When Information Services Group (ISG) started, it was a company of one.
“It was one desk, one person. We had no revenue and no payroll. So it was truly a startup and my vision was to build a technology research and advisory firm that could really help businesses perform better, what we call achieving operational excellence,” says Michael Connors, who founded the company back in 2006.
A picture of ISG ringing the Nasdaq opening bell last year sits proudly outside Connors’ office in Stamford, Connecticut, showing how far the company has come in 12 years. Today, ISG is publicly-traded company with 1,300 employees, nearly $300 million in revenue, operations in 20-plus countries, and 700-plus clients that include 75 of the largest enterprises in the world.
Connors had the background to make it work: before ISG, he was chairman and CEO of Nielsen Media and Measurement, as well has had leadership roles at American Express and Sprint. Those jobs gave him an entrepreneurial spirit and the itch to build something from scratch.
The mentality of ISG is to keep building new products and services. He considers everyone at the company part of its research and development arm. “If someone has an idea in Sydney today, it can go to the market in 30 days from now at our firm.”
His previous roles also taught him about the power of positivity. “You’ve got to stay positive. You’ve got to be able to display your own passion, and you got to be able to display your own energy if you want your teams to follow you with passion, energy, and excitement.”
Clients, not customers
Connors grew up in the Midwest around numbers and analytics, the son of a CFO and an administrative assistant. But more important to a company’s growth than pure data, he says, is adhering to a value system. He truly believes this mentality helped the company grow in its early days. For example, one of its first big clients was General Motors. ISG stood by the famed car company around the time it was filing for bankruptcy.

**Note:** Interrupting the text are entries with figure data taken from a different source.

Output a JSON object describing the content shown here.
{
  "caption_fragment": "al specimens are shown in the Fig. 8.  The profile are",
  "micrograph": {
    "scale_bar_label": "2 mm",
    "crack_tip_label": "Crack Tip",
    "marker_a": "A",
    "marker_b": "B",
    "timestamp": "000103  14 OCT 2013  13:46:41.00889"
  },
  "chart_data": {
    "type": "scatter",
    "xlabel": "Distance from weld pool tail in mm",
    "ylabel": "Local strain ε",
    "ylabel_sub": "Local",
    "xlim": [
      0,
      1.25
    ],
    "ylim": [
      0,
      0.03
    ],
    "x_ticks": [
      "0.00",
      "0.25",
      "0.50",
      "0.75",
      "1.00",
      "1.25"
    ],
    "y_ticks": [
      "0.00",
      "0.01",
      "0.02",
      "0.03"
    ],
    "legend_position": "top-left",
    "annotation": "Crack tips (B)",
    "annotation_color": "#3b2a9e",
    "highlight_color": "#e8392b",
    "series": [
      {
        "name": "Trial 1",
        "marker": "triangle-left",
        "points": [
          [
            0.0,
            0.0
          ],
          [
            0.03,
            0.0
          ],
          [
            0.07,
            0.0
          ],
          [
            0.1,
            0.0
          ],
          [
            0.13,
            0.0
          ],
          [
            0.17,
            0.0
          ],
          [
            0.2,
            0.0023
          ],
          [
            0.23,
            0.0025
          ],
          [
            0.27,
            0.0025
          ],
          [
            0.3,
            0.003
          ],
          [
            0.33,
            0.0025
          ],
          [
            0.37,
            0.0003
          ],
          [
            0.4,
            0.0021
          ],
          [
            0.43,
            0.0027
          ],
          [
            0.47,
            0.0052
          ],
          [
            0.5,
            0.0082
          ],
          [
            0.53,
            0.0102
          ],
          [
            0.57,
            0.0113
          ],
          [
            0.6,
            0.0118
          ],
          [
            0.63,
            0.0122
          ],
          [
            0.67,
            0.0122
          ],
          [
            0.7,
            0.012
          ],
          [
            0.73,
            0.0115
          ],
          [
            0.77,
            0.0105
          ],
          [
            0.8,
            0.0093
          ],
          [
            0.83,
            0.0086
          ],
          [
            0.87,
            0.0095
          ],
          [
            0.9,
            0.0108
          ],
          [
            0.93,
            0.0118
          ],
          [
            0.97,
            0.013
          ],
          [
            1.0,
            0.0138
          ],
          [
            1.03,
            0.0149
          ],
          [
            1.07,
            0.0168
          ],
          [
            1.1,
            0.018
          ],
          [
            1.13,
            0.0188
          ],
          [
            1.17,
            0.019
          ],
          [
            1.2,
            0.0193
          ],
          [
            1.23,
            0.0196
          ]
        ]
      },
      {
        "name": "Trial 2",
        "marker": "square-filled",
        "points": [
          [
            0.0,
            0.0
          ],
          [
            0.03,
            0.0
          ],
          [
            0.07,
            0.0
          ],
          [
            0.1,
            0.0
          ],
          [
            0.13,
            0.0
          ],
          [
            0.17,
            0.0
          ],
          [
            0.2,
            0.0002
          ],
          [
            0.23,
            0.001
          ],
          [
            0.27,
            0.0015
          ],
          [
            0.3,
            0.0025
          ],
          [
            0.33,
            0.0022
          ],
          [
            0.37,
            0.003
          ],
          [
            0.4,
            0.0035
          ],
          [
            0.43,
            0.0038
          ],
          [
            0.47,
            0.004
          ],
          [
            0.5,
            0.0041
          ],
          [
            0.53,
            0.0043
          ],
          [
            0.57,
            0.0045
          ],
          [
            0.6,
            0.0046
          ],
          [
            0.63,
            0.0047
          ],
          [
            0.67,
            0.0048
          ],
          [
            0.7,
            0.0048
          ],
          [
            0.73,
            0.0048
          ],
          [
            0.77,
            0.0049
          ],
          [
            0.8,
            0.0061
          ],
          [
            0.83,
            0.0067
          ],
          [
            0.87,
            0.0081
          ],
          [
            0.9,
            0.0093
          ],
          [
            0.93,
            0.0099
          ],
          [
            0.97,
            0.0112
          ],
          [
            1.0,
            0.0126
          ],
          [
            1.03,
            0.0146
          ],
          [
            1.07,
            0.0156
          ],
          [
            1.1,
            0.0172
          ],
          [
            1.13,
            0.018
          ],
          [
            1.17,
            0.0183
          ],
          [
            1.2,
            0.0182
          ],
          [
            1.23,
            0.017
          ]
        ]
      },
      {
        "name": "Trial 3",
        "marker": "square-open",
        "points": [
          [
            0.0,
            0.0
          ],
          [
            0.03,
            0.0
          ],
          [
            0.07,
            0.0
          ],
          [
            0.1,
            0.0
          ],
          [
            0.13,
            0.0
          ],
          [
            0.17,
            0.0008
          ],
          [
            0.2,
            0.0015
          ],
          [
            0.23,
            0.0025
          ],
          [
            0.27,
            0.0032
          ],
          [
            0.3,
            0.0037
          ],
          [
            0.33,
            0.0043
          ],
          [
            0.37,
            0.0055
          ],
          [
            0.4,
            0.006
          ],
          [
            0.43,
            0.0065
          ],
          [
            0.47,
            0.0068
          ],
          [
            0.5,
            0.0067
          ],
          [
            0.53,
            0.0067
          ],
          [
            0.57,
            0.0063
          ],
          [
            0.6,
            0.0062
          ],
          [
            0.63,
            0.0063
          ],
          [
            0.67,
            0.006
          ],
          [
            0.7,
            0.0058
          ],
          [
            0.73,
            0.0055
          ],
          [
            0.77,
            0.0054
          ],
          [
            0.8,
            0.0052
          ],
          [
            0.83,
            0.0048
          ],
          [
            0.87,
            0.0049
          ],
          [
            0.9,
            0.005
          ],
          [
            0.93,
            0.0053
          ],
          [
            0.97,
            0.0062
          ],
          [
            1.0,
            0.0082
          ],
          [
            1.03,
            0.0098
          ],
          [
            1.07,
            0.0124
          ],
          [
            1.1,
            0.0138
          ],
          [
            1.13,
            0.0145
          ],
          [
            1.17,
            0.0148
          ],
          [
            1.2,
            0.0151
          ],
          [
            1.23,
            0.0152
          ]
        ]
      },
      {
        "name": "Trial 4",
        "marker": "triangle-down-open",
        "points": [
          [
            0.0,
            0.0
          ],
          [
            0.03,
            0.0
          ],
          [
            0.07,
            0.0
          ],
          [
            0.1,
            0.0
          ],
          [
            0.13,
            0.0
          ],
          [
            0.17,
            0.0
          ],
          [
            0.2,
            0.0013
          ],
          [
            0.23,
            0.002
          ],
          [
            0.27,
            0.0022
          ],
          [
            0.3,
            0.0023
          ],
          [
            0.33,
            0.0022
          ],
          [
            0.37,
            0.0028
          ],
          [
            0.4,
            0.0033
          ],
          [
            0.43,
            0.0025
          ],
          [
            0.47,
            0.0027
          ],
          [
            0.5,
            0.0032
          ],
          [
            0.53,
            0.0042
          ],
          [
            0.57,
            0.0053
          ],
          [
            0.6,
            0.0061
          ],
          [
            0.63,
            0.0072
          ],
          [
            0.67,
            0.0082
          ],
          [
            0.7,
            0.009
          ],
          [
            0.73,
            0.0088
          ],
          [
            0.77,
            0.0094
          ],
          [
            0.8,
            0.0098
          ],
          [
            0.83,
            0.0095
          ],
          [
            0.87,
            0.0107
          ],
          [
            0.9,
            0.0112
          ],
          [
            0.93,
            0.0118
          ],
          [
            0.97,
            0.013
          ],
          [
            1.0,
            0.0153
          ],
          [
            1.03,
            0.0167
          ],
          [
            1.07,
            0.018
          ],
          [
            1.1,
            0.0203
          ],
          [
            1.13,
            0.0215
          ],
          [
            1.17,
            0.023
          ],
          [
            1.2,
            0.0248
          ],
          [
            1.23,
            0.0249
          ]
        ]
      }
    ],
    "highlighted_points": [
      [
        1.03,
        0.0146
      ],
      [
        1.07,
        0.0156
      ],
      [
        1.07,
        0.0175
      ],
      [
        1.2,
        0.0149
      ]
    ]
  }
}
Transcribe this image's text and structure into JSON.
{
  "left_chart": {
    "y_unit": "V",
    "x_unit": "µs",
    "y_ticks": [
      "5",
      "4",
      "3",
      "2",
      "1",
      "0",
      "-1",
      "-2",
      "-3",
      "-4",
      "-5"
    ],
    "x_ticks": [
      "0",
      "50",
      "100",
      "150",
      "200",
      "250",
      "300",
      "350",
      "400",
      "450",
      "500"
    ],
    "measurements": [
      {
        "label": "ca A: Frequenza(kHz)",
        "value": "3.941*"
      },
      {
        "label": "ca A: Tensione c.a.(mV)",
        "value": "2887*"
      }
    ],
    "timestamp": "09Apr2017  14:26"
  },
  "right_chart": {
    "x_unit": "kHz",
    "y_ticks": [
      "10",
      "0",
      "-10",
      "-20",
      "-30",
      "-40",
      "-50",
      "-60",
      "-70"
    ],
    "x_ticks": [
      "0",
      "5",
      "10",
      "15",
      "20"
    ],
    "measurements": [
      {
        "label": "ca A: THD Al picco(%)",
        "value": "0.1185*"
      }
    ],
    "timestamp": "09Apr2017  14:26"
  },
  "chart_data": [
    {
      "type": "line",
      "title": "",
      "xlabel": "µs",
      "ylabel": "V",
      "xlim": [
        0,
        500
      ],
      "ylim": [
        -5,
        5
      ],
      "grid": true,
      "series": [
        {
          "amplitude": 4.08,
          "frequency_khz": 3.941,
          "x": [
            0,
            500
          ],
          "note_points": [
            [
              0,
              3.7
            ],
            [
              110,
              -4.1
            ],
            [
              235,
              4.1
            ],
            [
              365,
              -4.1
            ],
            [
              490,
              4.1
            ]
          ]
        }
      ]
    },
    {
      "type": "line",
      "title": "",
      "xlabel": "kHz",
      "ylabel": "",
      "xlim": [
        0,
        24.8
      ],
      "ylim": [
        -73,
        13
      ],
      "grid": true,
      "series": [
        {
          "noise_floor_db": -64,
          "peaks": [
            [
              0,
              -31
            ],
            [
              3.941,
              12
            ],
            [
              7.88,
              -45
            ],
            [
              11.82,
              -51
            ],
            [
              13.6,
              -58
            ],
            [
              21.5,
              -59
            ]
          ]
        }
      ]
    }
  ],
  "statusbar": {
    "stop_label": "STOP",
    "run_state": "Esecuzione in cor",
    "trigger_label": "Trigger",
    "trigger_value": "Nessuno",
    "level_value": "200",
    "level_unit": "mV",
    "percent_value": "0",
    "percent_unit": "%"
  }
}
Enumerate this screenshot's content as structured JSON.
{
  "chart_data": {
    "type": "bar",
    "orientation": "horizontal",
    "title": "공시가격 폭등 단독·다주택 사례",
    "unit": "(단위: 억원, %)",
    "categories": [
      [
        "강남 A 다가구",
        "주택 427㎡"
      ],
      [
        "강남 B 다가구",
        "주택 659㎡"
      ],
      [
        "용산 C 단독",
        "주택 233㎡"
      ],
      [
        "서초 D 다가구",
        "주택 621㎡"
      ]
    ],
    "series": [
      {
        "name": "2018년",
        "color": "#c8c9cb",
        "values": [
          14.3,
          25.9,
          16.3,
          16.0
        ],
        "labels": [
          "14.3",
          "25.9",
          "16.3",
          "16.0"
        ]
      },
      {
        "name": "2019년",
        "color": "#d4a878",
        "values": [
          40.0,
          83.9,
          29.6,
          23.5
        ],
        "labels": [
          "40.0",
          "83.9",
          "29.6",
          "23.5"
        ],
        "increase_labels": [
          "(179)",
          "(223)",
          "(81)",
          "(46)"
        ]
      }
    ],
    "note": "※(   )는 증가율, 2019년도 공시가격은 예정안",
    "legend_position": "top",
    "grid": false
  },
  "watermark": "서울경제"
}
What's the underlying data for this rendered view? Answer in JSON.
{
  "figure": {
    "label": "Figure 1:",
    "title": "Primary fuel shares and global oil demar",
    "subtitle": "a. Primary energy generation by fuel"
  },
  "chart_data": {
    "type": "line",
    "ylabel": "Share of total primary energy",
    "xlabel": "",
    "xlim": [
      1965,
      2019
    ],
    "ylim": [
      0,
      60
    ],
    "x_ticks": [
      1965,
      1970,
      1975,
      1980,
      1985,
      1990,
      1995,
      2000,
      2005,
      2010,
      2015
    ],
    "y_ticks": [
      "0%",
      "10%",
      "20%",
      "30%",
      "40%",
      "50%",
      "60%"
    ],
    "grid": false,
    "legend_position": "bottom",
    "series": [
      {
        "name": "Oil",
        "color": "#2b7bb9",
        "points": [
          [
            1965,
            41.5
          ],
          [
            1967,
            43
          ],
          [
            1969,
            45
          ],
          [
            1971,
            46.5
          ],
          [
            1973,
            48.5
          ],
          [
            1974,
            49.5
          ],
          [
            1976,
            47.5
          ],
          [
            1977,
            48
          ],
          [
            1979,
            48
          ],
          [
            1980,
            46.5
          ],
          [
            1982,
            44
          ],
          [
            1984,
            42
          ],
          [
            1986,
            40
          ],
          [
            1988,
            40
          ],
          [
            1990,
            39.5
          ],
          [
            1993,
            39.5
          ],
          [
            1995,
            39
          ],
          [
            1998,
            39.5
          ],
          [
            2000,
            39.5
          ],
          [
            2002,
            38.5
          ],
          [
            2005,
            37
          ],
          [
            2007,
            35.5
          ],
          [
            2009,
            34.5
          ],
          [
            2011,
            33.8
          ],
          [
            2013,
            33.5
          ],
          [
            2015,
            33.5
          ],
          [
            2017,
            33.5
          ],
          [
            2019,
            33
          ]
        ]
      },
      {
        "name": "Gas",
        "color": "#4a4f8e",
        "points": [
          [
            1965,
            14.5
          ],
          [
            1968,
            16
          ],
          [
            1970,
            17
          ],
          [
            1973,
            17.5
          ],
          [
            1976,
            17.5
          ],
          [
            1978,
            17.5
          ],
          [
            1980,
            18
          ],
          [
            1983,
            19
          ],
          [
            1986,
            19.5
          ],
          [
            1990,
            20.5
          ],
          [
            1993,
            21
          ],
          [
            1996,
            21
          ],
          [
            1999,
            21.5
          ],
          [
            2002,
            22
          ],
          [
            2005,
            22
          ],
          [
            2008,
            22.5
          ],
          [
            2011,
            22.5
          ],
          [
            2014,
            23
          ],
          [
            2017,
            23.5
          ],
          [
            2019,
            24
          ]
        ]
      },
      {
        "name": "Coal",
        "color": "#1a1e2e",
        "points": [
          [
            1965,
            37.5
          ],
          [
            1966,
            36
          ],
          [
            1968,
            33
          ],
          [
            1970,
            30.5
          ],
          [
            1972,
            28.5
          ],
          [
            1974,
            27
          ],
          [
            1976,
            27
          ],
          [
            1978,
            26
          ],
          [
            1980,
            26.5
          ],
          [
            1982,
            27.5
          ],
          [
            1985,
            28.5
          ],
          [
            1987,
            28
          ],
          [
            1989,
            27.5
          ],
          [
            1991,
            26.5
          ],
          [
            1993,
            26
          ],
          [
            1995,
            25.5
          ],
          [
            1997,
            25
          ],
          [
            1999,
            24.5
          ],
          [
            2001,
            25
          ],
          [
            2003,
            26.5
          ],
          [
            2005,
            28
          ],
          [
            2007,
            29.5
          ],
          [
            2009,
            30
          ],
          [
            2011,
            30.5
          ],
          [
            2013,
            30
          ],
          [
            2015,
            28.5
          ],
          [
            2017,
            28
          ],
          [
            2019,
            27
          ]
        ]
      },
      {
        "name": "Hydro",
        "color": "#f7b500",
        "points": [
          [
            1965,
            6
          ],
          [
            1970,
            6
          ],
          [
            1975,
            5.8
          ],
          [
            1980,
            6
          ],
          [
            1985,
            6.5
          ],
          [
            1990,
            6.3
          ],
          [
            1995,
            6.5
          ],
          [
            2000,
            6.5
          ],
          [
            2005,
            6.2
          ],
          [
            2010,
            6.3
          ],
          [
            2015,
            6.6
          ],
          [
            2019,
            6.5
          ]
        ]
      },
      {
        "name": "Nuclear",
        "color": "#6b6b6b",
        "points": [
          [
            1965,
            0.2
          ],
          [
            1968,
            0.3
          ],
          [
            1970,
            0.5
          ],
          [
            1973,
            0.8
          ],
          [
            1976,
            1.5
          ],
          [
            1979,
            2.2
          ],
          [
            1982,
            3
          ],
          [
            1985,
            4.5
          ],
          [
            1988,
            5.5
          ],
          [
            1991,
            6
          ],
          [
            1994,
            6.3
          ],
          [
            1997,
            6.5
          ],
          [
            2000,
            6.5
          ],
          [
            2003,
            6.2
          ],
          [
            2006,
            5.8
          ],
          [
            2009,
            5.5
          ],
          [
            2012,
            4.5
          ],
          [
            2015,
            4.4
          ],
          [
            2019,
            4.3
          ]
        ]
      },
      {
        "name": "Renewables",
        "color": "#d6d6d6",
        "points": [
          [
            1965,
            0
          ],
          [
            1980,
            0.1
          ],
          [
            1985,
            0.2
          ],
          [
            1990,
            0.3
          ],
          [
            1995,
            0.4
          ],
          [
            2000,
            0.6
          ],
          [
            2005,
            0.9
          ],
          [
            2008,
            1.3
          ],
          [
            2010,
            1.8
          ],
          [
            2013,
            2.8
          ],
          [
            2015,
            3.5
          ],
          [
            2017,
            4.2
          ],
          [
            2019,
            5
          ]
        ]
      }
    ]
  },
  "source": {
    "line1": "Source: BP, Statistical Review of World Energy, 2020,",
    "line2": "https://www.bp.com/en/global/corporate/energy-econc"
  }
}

“They came to us and said, ‘Look, we’re going to be filing bankruptcy tomorrow and we just want you to know we don’t know if we can pay you during bankruptcy and we understand completely if you want to leave,’” recalls Connors. ISG was not deterred and stuck by GM’s side. Not long after, it became one of the few services suppliers the car company actually paid during its bankruptcy. “That is the foundation of our firm —client-centric, client-first, do-what- it-takes- to-help-the-client mentality.”
The word client is actually a distinction point for Connors, who says it holds more meaning than someone being a customer. “Customers to us are people that you go in and you do a transaction with. You go and you buy a candy bar, a newspaper, that’s a customer. There’s no relationship there,” he says.
An example of this focus is ISG’s advisors’ questions and answers service (AQA). Essentially, if an ISG consultant has question about a business problem, they can send out an AQA and within 30 minutes, they will receive an answer from someone on ISG’s team that has worked through that issue before. Connors calls it a “knowledge network.”
“Nobody wants to be Uberized”
To that end, digital transformation is what clients want. It’s not just the biggest revenue opportunity for ISG (40% of its revenue and growing compared to 5% three years ago), but also the most frequent topic of discussion when Connors is talking with the CEOs of clients. Regardless of the industry, everyone is looking to be digitized—or rather, as Connors says, “nobody wants to be Uberized.”
Robotic process automation is one area where clients—whether it’s a fast food retail chain or an insurance company—are really interested. For many, it allows them to redeploy workers to more meaningful work, allowing them to keep talent that would get bored in tedious labor. For example, an insurance company had people doing nothing but managing yacht claims. ISG was able to help them automate that process. Another trend Connors has seen recently is enterprise clients moving their workloads and data to the public cloud.
“We help our clients work the digital angle, if you will, because every client is looking to figure out how they can digitize, how they can automate, how they can move some of their workloads to the cloud,” says Connors.
Actions speak louder than words, so ISG has taken the plunge on many of the digital transformations it’s trying to convince its clients to make. For instance, Connors says the company has automated a lot of its own processes and created a digital client app, which allows ISG to push all of its research and data to its clients on their phones.
Keeping talent
The market is tight on tech-savvy services talent, Connors admits, but he doesn’t see it at as a huge problem at ISG. “One, we’re a fast-moving, fast-growing, very entrepreneurial, innovative firm. And when you’re in the technology space you want to play that way,” he says.
Secondly, Connors says there is a lot of flexibility in terms of where someone can live at the company. “As long as they can get to our client premises we allow them to live where they want. And that has enabled us to keep our turnover rate at a very industry low number because of the flexibility we allow them to live where they want.”
Thirdly, the work is exciting. “You’re involved in analytics, you’re involved in mobility, you’re involved in robotics. If you’re in the tech space, you’re involved with those sorts of things.” Moreover, ISG has a digital training academy—available online and in person—allowing its employees (as well as clients) to get up to speed in different technologies.
Connors advises fellow CEOs to focus on client-centric services, implement a strong values system, and don’t ignore digitization. “The digitization of our economy is here, it is now, and the level and the speed and the urgency in which you pick it up for your enterprise will determine how successful you’re going to be five years from now. I believe that.”